Section 504 of the Rehabilitation Act of 1973 is a federal civil rights law that prohibits discrimination on the basis of disability in programs and activities that receive Federal financial assistance from the U.S. Department of Education. Section 504 establishes a student’s right to full access and participation to education and all school-related activities and require schools to provide appropriate services to meet the individual needs of qualified students.
A student is considered “qualified” under Section 504 if the student is between the ages of 3 and 22 years of age and has a disability, which is defined as a physical or mental impairment that substantially limits one or more major life activities. Major life activities include caring for one’s self, walking, seeing, hearing, speaking, breathing, working, performing manual tasks, and learning. Some examples of impairments that may substantially limit major life activities, even with the help of medication, aids or devices are: attention deficit hyperactivity disorder (ADHD), asthma, allergies, blindness or visual impairment, deafness or hearing impairment, diabetes, epilepsy, heart disease, and mental illness.

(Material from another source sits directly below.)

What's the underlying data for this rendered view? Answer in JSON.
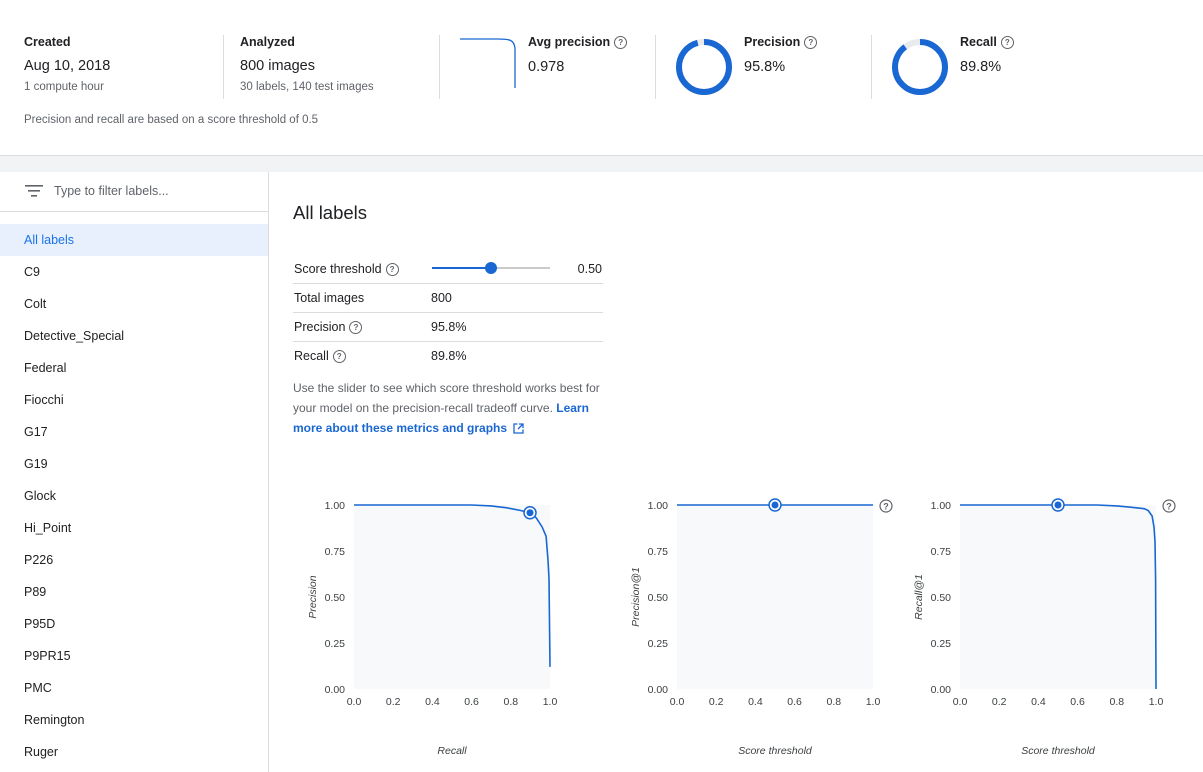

The Section 504 regulatory provision at 34 C.F.R. 104.35(b) requires school districts to individually evaluate a student before classifying the student as having a disability. A physician's medical diagnosis may be considered among other sources in evaluating a student with an impairment or believed to have an impairment which substantially limits a major life activity. Section 504 regulations require school districts to draw upon a variety of sources in interpreting evaluation data and making decisions. In addition, periodic re-evaluation is required. Section 504 specifies that re-evaluations in accordance with the IDEA is one means of compliance with Section 504, which require re-evaluation at three-year intervals.